What does it mean when someone in a relationship keeps thinking about their ex?

noah asks: I had an ex-boyfriend who left to go on a mission in our church for two years. We’ve been four years together, on and off. Today, I have my present boyfriend, and we’ve been together for four fruitful months. Somehow, I think of my ex all the time (sort of concern and care). So, do I really love my present boyfriend? Or am I just using him to replace my feelings for my ex?

Hi noah –

 

I don’t know the inside of your heart or your mind, so I can’t answer your main question – only you can know whether you truly love your boyfriend or not. But I can put out a suggestion.

 

It’s really common, when people have been together for a while, for one or both of them to start getting a bit antsy, even a bit bored.

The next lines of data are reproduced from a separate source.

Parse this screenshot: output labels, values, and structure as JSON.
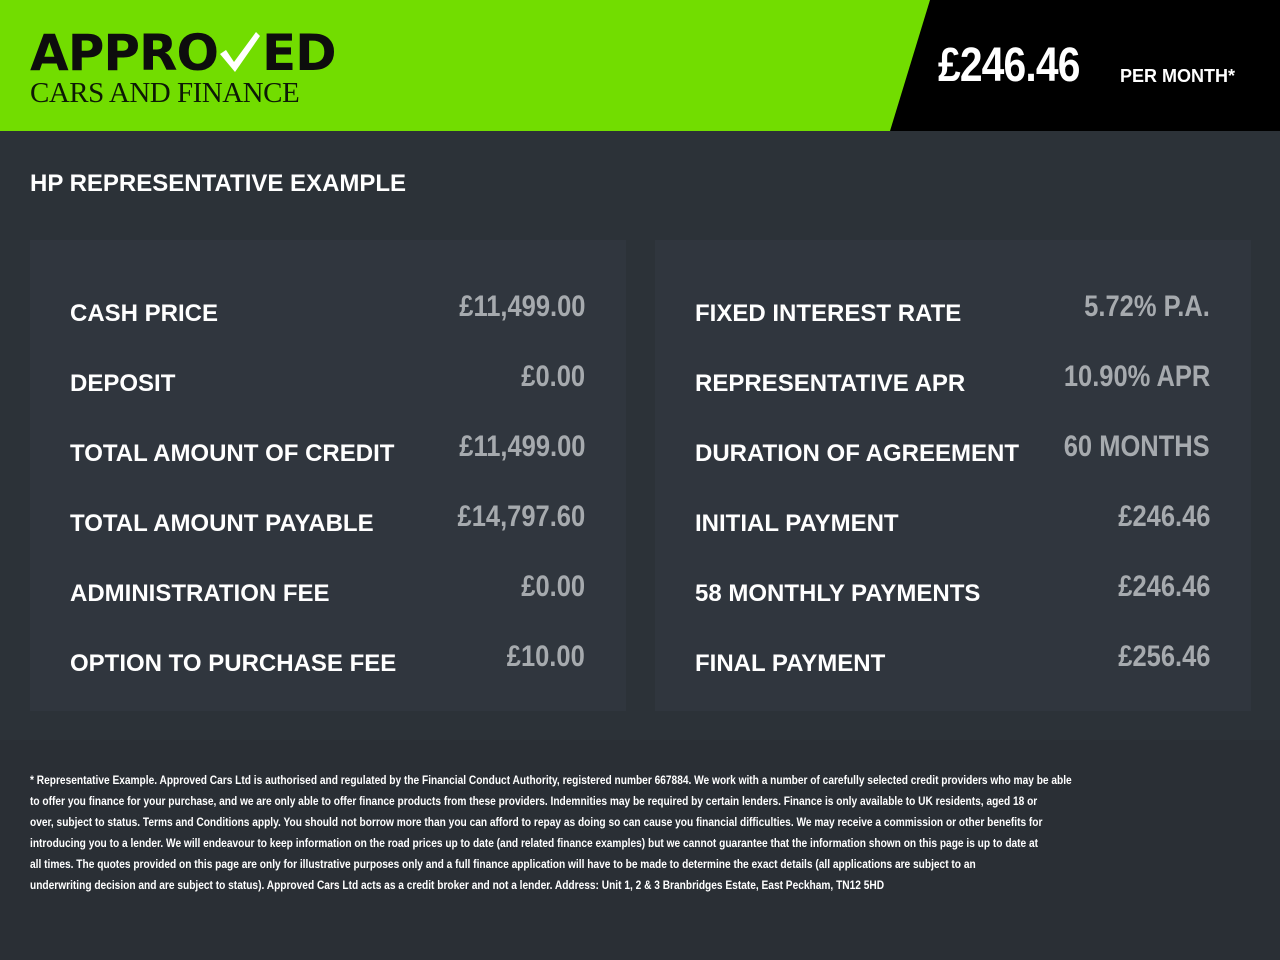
{
  "brand": {
    "logo_top_a": "APPRO",
    "logo_top_b": "ED",
    "logo_bottom": "CARS AND FINANCE",
    "accent": "#72dd00"
  },
  "header": {
    "price": "£246.46",
    "per_month": "PER MONTH*"
  },
  "title": "HP REPRESENTATIVE EXAMPLE",
  "left": [
    {
      "label": "CASH PRICE",
      "value": "£11,499.00"
    },
    {
      "label": "DEPOSIT",
      "value": "£0.00"
    },
    {
      "label": "TOTAL AMOUNT OF CREDIT",
      "value": "£11,499.00"
    },
    {
      "label": "TOTAL AMOUNT PAYABLE",
      "value": "£14,797.60"
    },
    {
      "label": "ADMINISTRATION FEE",
      "value": "£0.00"
    },
    {
      "label": "OPTION TO PURCHASE FEE",
      "value": "£10.00"
    }
  ],
  "right": [
    {
      "label": "FIXED INTEREST RATE",
      "value": "5.72% P.A."
    },
    {
      "label": "REPRESENTATIVE APR",
      "value": "10.90% APR"
    },
    {
      "label": "DURATION OF AGREEMENT",
      "value": "60 MONTHS"
    },
    {
      "label": "INITIAL PAYMENT",
      "value": "£246.46"
    },
    {
      "label": "58 MONTHLY PAYMENTS",
      "value": "£246.46"
    },
    {
      "label": "FINAL PAYMENT",
      "value": "£256.46"
    }
  ],
  "footer": [
    "* Representative Example. Approved Cars Ltd is authorised and regulated by the Financial Conduct Authority, registered number 667884. We work with a number of carefully selected credit providers who may be able",
    "to offer you finance for your purchase, and we are only able to offer finance products from these providers. Indemnities may be required by certain lenders. Finance is only available to UK residents, aged 18 or",
    "over, subject to status. Terms and Conditions apply. You should not borrow more than you can afford to repay as doing so can cause you financial difficulties. We may receive a commission or other benefits for",
    "introducing you to a lender. We will endeavour to keep information on the road prices up to date (and related finance examples) but we cannot guarantee that the information shown on this page is up to date at",
    "all times. The quotes provided on this page are only for illustrative purposes only and a full finance application will have to be made to determine the exact details (all applications are subject to an",
    "underwriting decision and are subject to status). Approved Cars Ltd acts as a credit broker and not a lender. Address: Unit 1, 2 & 3 Branbridges Estate, East Peckham, TN12 5HD"
  ]
}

And their minds will wander to others – very often to their exes. This doesn’t necessarily mean that they don’t love their current faves, but maybe it’s a sign that something needs to be spiced up in the relationship. Maybe there are conversations you would like to have that you’re not having. Maybe you’re always doing the same activities together and should see about doing something else (even if you two, for example, just love going to movies, still – find something else to do on a date than just going back to the multiplex. Play laser tag or go on a hike – or if you really want fun, go to a dogpark!).

 

Then, if you find that you’re still thinking about your ex all the time, it might be good to see if you can figure out why. Maybe there’s something about him that this new guy doesn’t have. And if so, perhaps it’s something you could help this new guy get… or maybe you’re just learning that this is something you really need in a relationship, and this current boy isn’t the one you should stay with long-term.

 

This is the best thing about dating – you get to figure these things out. If you were a dog, and you were picked up by a family at a pound, you wouldn’t get to make these choices; you’d just be stuck with the ones you had. (Though in most cases, we fall madly in love with those families, so it works out fine!)